Monday, May 15, 2006

Reflexive vs. Recursive Queries and Self-Joins

People (mostly database people) keep asking what I meant by reflexive query in my previous posts. Some thought I was confusing a self-join with a recursive query that would allow my DNS server to answer a DNS query for a domain for which it is not authoritative. What I mean is a query that returns a caller and a callee; and then another query that returns the callee's callees. In a self-join, I can match employers to their managers, since both are in the same table. While the NSA-phone tracking system might use some self-joins, what makes the network part work is getting queries from queries, and jumping from callers to callees. Of course I'd like all the results timestamped, too. Recursive queries are a part of this, and SQL 2005 can do it. If I had a few gigabytes worth of phone data, I'd love to let SQL 2005 loose and see what connections I could see. When I say reflexive, though, I mean that I'm going to use my queries to start other queries, and not just as sub-queries. The recursive part could lead to infinite loops. I wonder if the NSA hit any infinite loops when testing their system. Fortunately, you can specify limits on recursion in SQL 2005.

The scary part of this is what would happen if I had the resources to make it run really fast and tuned it to be as efficient as possible. I could select a target and find all of its connections in a few seconds or a few minutes. The difference between seconds and minutes would make a huge difference. In a system where it takes a couple of seconds to generate results, nobody would notice if I ran a few "unofficial" queries on my friends. If it took a few minutes and precious computer time, then people would notice. Utilitarian ethics.

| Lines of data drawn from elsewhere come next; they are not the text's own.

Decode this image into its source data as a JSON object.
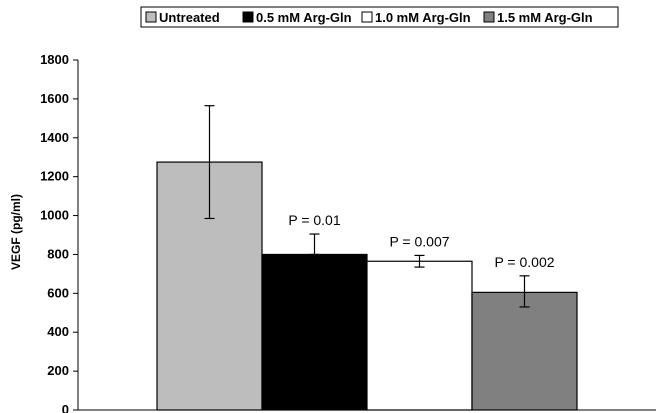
{
  "chart_data": {
    "type": "bar",
    "title": "",
    "xlabel": "",
    "ylabel": "VEGF (pg/ml)",
    "ylim": [
      0,
      1800
    ],
    "yticks": [
      "0",
      "200",
      "400",
      "600",
      "800",
      "1000",
      "1200",
      "1400",
      "1600",
      "1800"
    ],
    "grid": false,
    "legend_position": "top",
    "series": [
      {
        "name": "Untreated",
        "value": 1275,
        "error_low": 985,
        "error_high": 1565,
        "color": "#bdbdbd",
        "annotation": ""
      },
      {
        "name": "0.5 mM Arg-Gln",
        "value": 800,
        "error_low": 800,
        "error_high": 905,
        "color": "#000000",
        "annotation": "P = 0.01"
      },
      {
        "name": "1.0 mM Arg-Gln",
        "value": 765,
        "error_low": 735,
        "error_high": 795,
        "color": "#ffffff",
        "annotation": "P = 0.007"
      },
      {
        "name": "1.5 mM Arg-Gln",
        "value": 605,
        "error_low": 530,
        "error_high": 690,
        "color": "#808080",
        "annotation": "P = 0.002"
      }
    ]
  }
}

This begs the question: how much computer time (and tax dollars) does our government use tracking down everyone who calls reporters? Then again, leaking classified information is unethical, but people do it anway. Contextual ethics. Of course, there's also the issue of selective enforcement, but that's a legal issue, not an ethical one.

Thus we're left with utilitarian ethics vs. contextual ethics. Who knew that efficient queries and more processing power could give one type of ethics an advantage over the other?